GREEN matter + BROWN matter + Moisture, oxygen and decomposers = COMPOST
Why do we compost? According to the Austin Recovery Resource Center it is estimated that “half of everything residential customers send to the landfill could have been composted.” And because compostable material cannot break down in a landfill, where our trash is taken, it decomposes without oxygen, releasing harmful methane gas into our air and atmosphere. Not only is composting good for the earth and your garden, it is good for your wallet as you won’t have to buy specialty soil amendments or fertilizer when you use your own compost.
How do we compost? We layer GREEN (Nitrogen) and BROWN (Carbon) matter to make healthy compost. Green matter is nitrogen rich and includes things like old flowers, veggie scraps and coffee grounds. it can be “green” but doesn’t have to be. Brown matter is rich in carbon and includes things like shredded paper/newspapers, straw and dried leaves.
If you are composting at home you want to avoid meat, oils, dairy and large pieces of organic matter like branches.The smaller the matter the quicker it will break down into usable soil.

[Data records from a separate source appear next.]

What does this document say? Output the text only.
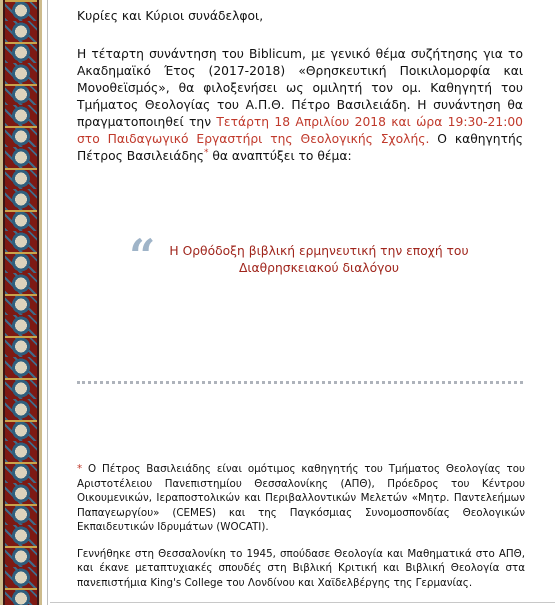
Κυρίες και Κύριοι συνάδελφοι,
Η τέταρτη συνάντηση του Biblicum, με γενικό θέμα συζήτησης για το Ακαδημαϊκό Έτος (2017-2018) «Θρησκευτική Ποικιλομορφία και Μονοθεϊσμός», θα φιλοξενήσει ως ομιλητή τον ομ. Καθηγητή του Τμήματος Θεολογίας του Α.Π.Θ. Πέτρο Βασιλειάδη. Η συνάντηση θα πραγματοποιηθεί την Τετάρτη 18 Απριλίου 2018 και ώρα 19:30-21:00 στο Παιδαγωγικό Εργαστήρι της Θεολογικής Σχολής. Ο καθηγητής Πέτρος Βασιλειάδης* θα αναπτύξει το θέμα:
“	Η Ορθόδοξη βιβλική ερμηνευτική την εποχή του Διαθρησκειακού διαλόγου

* Ο Πέτρος Βασιλειάδης είναι ομότιμος καθηγητής του Τμήματος Θεολογίας του Αριστοτέλειου Πανεπιστημίου Θεσσαλονίκης (ΑΠΘ), Πρόεδρος του Κέντρου Οικουμενικών, Ιεραποστολικών και Περιβαλλοντικών Μελετών «Μητρ. Παντελεήμων Παπαγεωργίου» (CEMES) και της Παγκόσμιας Συνομοσπονδίας Θεολογικών Εκπαιδευτικών Ιδρυμάτων (WOCATI).

Γεννήθηκε στη Θεσσαλονίκη το 1945, σπούδασε Θεολογία και Μαθηματικά στο ΑΠΘ, και έκανε μεταπτυχιακές σπουδές στη Βιβλική Κριτική και Βιβλική Θεολογία στα πανεπιστήμια King's College του Λονδίνου και Χαϊδελβέργης της Γερμανίας.
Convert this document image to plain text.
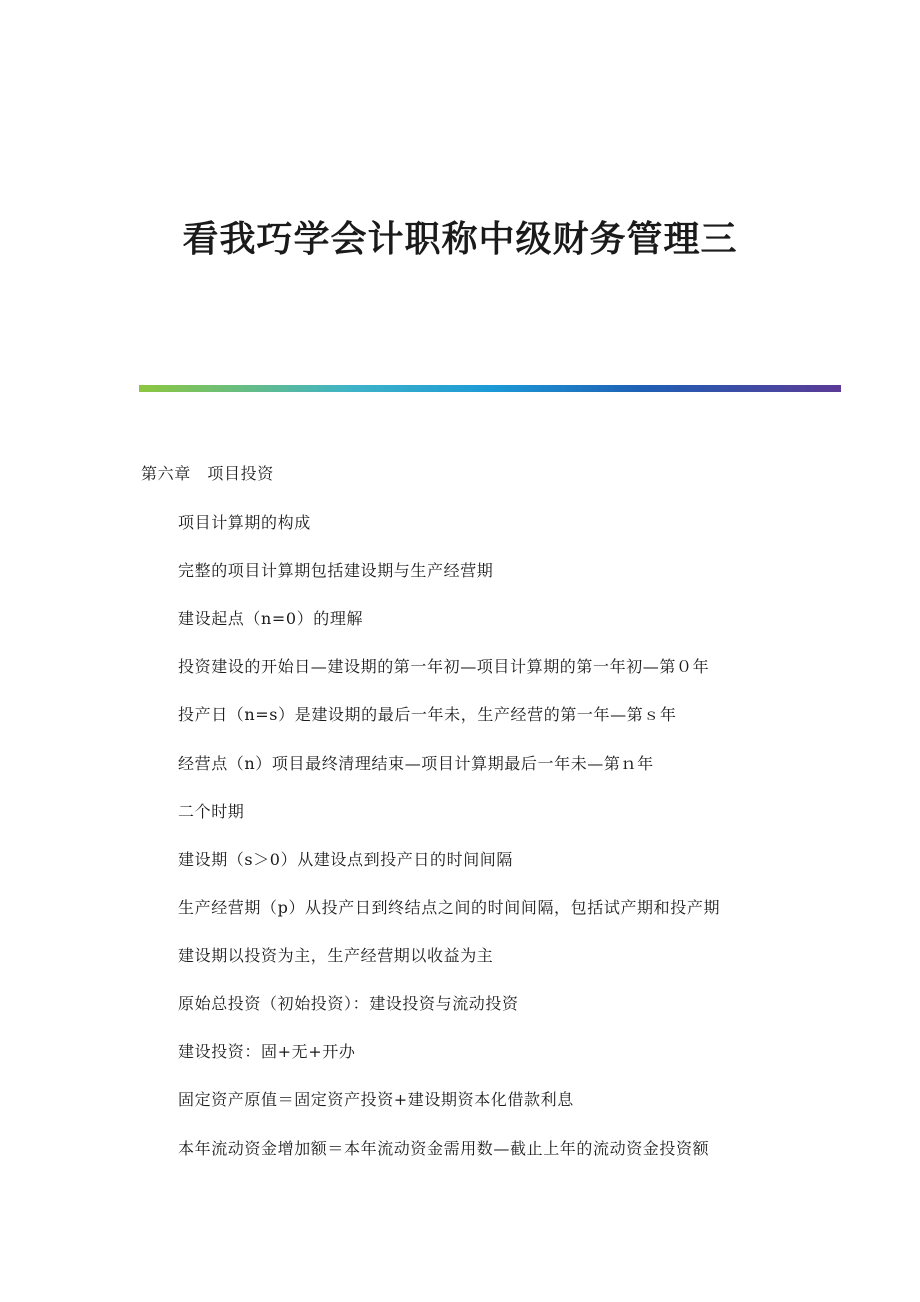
看我巧学会计职称中级财务管理三
第六章　项目投资
项目计算期的构成
完整的项目计算期包括建设期与生产经营期
建设起点（n=0）的理解
投资建设的开始日—建设期的第一年初—项目计算期的第一年初—第０年
投产日（n=s）是建设期的最后一年未，生产经营的第一年—第ｓ年
经营点（n）项目最终清理结束—项目计算期最后一年未—第ｎ年
二个时期
建设期（s＞0）从建设点到投产日的时间间隔
生产经营期（p）从投产日到终结点之间的时间间隔，包括试产期和投产期
建设期以投资为主，生产经营期以收益为主
原始总投资（初始投资）：建设投资与流动投资
建设投资：固+无+开办
固定资产原值＝固定资产投资+建设期资本化借款利息
本年流动资金增加额＝本年流动资金需用数—截止上年的流动资金投资额
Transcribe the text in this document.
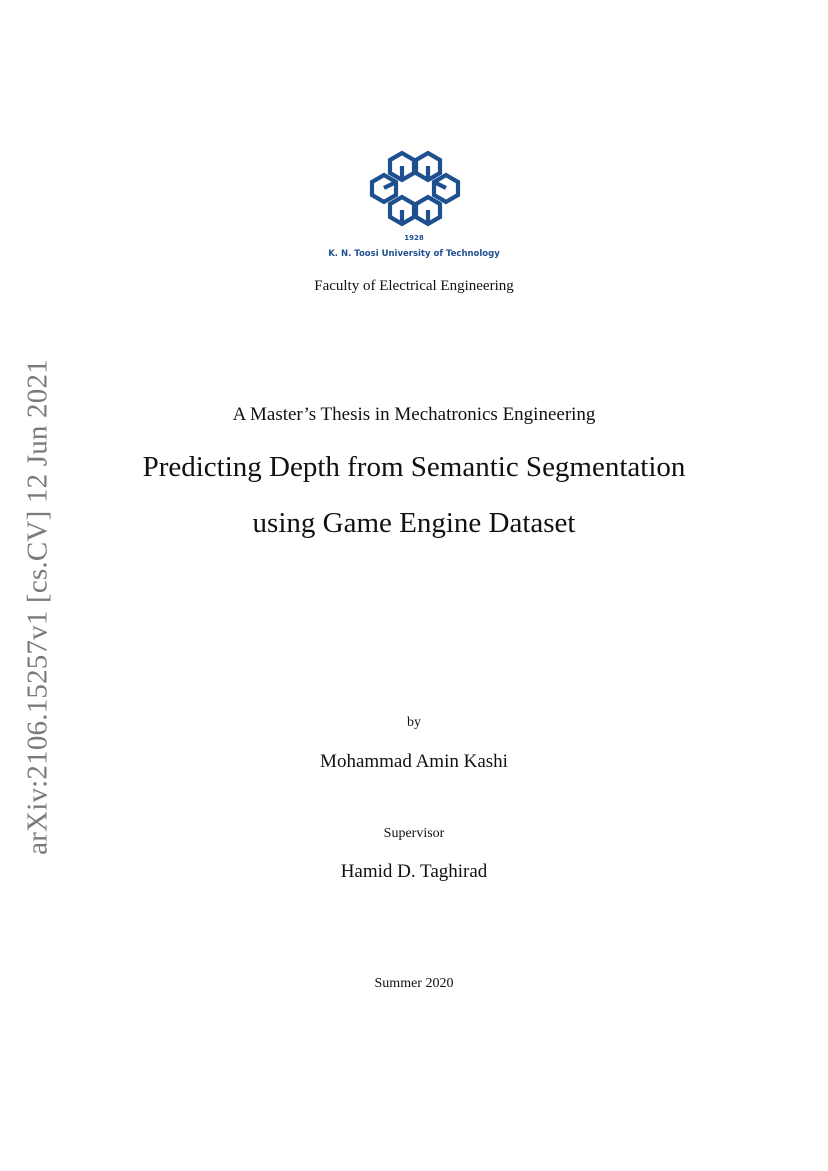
arXiv:2106.15257v1 [cs.CV] 12 Jun 2021
1928
K. N. Toosi University of Technology
Faculty of Electrical Engineering
A Master’s Thesis in Mechatronics Engineering
Predicting Depth from Semantic Segmentation
using Game Engine Dataset
by
Mohammad Amin Kashi
Supervisor
Hamid D. Taghirad
Summer 2020
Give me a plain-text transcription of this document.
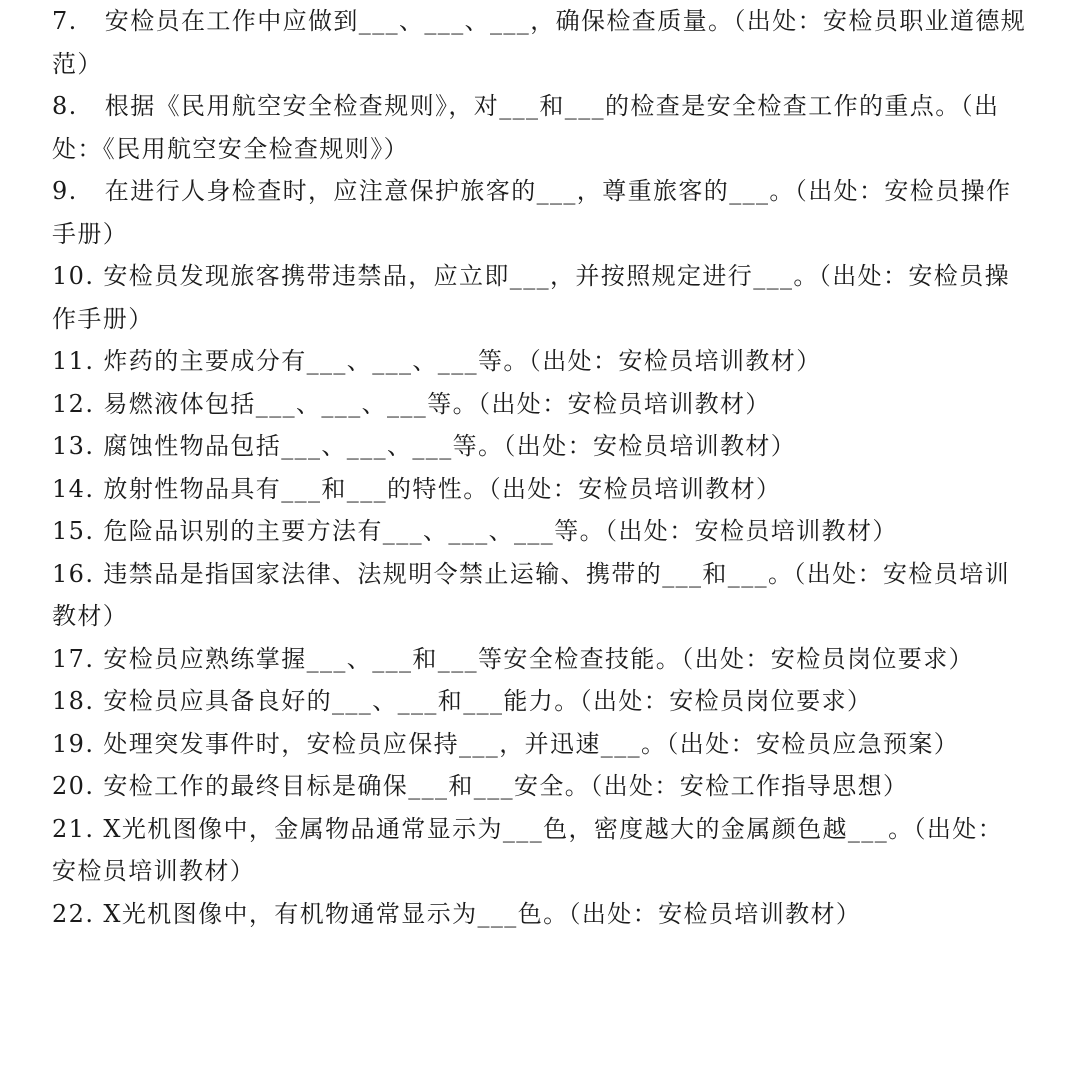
7. 安检员在工作中应做到___、___、___，确保检查质量。（出处：安检员职业道德规范）
8. 根据《民用航空安全检查规则》，对___和___的检查是安全检查工作的重点。（出处：《民用航空安全检查规则》）
9. 在进行人身检查时，应注意保护旅客的___，尊重旅客的___。（出处：安检员操作手册）
10. 安检员发现旅客携带违禁品，应立即___，并按照规定进行___。（出处：安检员操作手册）
11. 炸药的主要成分有___、___、___等。（出处：安检员培训教材）
12. 易燃液体包括___、___、___等。（出处：安检员培训教材）
13. 腐蚀性物品包括___、___、___等。（出处：安检员培训教材）
14. 放射性物品具有___和___的特性。（出处：安检员培训教材）
15. 危险品识别的主要方法有___、___、___等。（出处：安检员培训教材）
16. 违禁品是指国家法律、法规明令禁止运输、携带的___和___。（出处：安检员培训教材）
17. 安检员应熟练掌握___、___和___等安全检查技能。（出处：安检员岗位要求）
18. 安检员应具备良好的___、___和___能力。（出处：安检员岗位要求）
19. 处理突发事件时，安检员应保持___，并迅速___。（出处：安检员应急预案）
20. 安检工作的最终目标是确保___和___安全。（出处：安检工作指导思想）
21. X光机图像中，金属物品通常显示为___色，密度越大的金属颜色越___。（出处：安检员培训教材）
22. X光机图像中，有机物通常显示为___色。（出处：安检员培训教材）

Here in Austin, the City has a curbside composting program to that allows you to compost things that you might not want in your at-home compost such as meat, dairy and even compostable single use things like plates and pizza boxes. Click here to get more information on curbside compost service for your Austin home.
- Ask your grown up about setting up compost at home. Visit the Austin Resource Recovery Center for more information. Consider sending home a flyer with the children.
- Join the children for lunch and have them put any usable leftovers (no dairy or meat) in a bucket and we can take it to the compost pile.